The impact on growth was not a rounding error, as we said amid the wall-to-wall hysteria in the iMSM at the time.
Given
China’s near-complete powerlessness, why is Albo face down licking
Beijing’s boots instead of taking heed of the warning and building
Australian economic resilience for the next round of Chinese warfare?
Anonymous
1 comment:
Seven in ten Chinese Australians believe Australia should remain neutral in the event of a military conflict between China and the United States — a view shared by only half of the Australian population. Yet there are differences within the Chinese Australian communities. Of those born in mainland China, 73 per cent say Australia should remain neutral compared to 65 per cent of those born in Australia and 61 per cent of those born in Hong Kong.
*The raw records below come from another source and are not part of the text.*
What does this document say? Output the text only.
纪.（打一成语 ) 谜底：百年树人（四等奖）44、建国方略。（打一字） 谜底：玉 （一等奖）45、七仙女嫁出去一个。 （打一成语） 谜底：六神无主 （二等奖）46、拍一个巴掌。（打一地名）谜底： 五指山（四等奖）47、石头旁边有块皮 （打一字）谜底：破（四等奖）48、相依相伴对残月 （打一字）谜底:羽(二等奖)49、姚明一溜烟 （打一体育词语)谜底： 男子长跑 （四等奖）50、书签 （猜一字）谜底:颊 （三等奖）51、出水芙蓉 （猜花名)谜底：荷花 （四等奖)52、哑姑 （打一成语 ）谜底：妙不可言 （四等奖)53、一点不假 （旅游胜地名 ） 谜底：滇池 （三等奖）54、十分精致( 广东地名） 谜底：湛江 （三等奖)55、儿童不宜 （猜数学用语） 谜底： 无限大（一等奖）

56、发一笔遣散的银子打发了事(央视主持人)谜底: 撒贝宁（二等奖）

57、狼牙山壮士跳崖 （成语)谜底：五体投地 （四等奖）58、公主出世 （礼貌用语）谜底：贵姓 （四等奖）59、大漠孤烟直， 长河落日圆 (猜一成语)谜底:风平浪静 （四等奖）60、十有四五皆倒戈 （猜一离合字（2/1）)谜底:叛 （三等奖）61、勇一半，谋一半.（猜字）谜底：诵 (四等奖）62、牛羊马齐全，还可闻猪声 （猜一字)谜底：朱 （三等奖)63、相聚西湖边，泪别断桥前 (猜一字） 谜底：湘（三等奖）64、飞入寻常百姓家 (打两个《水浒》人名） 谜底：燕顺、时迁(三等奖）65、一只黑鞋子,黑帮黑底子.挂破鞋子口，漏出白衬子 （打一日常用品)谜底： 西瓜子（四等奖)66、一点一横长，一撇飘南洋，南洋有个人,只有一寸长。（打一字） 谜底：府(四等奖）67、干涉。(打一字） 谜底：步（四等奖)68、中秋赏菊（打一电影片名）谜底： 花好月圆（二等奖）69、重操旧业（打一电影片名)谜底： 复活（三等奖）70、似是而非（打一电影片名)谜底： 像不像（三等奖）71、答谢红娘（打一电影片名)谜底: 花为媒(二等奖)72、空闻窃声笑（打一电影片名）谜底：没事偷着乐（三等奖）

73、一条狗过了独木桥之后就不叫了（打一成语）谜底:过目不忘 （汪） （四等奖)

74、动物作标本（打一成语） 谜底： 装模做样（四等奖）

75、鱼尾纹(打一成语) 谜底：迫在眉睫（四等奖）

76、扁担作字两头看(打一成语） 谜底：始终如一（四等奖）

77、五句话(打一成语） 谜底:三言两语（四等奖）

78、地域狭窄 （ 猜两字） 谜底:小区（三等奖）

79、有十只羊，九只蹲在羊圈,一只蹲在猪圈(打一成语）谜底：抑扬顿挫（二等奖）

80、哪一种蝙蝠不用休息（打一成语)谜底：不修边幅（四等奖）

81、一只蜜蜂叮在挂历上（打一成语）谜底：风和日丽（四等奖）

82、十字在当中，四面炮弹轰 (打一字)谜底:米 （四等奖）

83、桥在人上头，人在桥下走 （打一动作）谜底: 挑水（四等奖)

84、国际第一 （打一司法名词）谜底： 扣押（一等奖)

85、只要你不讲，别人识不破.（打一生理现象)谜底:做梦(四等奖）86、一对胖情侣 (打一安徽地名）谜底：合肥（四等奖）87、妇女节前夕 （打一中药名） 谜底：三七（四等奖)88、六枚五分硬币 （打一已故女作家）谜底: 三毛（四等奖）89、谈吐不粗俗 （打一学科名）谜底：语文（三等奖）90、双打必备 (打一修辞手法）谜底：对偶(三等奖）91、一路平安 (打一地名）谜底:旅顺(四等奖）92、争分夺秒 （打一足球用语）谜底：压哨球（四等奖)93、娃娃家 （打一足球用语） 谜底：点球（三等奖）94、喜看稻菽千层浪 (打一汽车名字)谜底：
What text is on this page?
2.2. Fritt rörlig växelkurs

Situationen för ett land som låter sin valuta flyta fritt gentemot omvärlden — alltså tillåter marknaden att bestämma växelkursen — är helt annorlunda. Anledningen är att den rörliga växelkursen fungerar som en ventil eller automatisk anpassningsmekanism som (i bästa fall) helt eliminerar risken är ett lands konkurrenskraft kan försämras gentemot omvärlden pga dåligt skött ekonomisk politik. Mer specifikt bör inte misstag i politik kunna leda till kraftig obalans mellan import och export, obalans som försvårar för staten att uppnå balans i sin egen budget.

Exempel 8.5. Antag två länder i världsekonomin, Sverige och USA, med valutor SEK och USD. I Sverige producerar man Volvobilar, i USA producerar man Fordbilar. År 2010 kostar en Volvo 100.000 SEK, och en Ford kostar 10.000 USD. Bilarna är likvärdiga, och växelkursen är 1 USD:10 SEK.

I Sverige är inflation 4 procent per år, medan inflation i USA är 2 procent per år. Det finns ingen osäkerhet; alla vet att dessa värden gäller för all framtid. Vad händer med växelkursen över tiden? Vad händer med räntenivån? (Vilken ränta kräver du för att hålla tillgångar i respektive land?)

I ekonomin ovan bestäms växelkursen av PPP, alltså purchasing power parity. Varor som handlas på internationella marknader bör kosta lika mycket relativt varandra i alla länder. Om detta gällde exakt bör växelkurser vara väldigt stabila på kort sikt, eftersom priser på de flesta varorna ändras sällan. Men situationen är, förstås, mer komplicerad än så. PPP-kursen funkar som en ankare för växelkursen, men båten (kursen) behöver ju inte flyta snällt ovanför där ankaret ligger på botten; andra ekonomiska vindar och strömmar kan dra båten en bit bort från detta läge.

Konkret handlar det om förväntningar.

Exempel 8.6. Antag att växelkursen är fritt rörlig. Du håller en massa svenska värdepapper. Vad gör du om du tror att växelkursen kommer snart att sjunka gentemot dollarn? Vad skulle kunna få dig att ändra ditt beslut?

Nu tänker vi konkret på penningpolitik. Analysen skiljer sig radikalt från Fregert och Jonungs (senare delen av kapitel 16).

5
But the headlines and aggressive political rhetoric about China homogenises and reinforces public perceptions about China and inadvertently, Chinese Australians.
The political rhetoric about China has changed under the Labor government. But more work needs to be done to create a cohesive Australian society in the face of persistent discrimination and negative portrayals of China and ethnic Chinese in the media.
The evolution of the Australia–China debate and its impact on Chinese Australian communities show that foreign and defence policies and national security should not be treated as separable from domestic politics. Public discussions about such policies have a quantifiable impact on a large proportion of Australia’s population.
How Australia should navigate the intersection of national security and social cohesion with China is uncertain. Increasing cultural and linguistic diversity among Australia’s national security and intelligence community could help.
Australia’s Chinese diaspora and their bicultural skills should be channelled as an asset into helping navigate the Australia–China relationship.
Workforce diversification is not a new argument and some will contend that it will not change Australia’s basic orientation when it comes to national security. But from a technical expertise perspective, Australia’s intelligence community is lacking cultural and linguistic diversity. Government departments involved in managing Australia–China relations appear to be ill-equipped for the strategic moment when only 1.2 and 1.7 per cent of Department of Foreign Affairs and Trade staff and the defence workforce respectively are proficient in Mandarin.
Diversity in key intelligence institutions creates ‘a synergy of different perspectives’ to address complex issues that can increase the array of policy options available to governments. Australia could start seeing Chinese politics in a more nuanced way rather than as a pyramid where President Xi Jinping sits atop. There is a lot of policy entrepreneurialism at the local level in Chinese politics and local officials often conduct government affairs that subvert the complete control of the Chinese Communist Party.
Perhaps those who make calculations about China’s role in Australia’s region will see that a myriad of interests shape China — and that a one-size-fits-all policy does not suffice when managing Australia–China relations — if they accept that China is more complex than Xi Jinping and the Chinese Communist Party. Greater cultural and linguistic diversity in government will ultimately shape how Australia sees Chinese Australian communities too. They are pluralistic and diverse with skills that can benefit the nation.
The lack of diversity across key Australian public and international facing institutions presents huge obstacles when addressing the complex nature of Australia’s relationship with China, let alone with the world.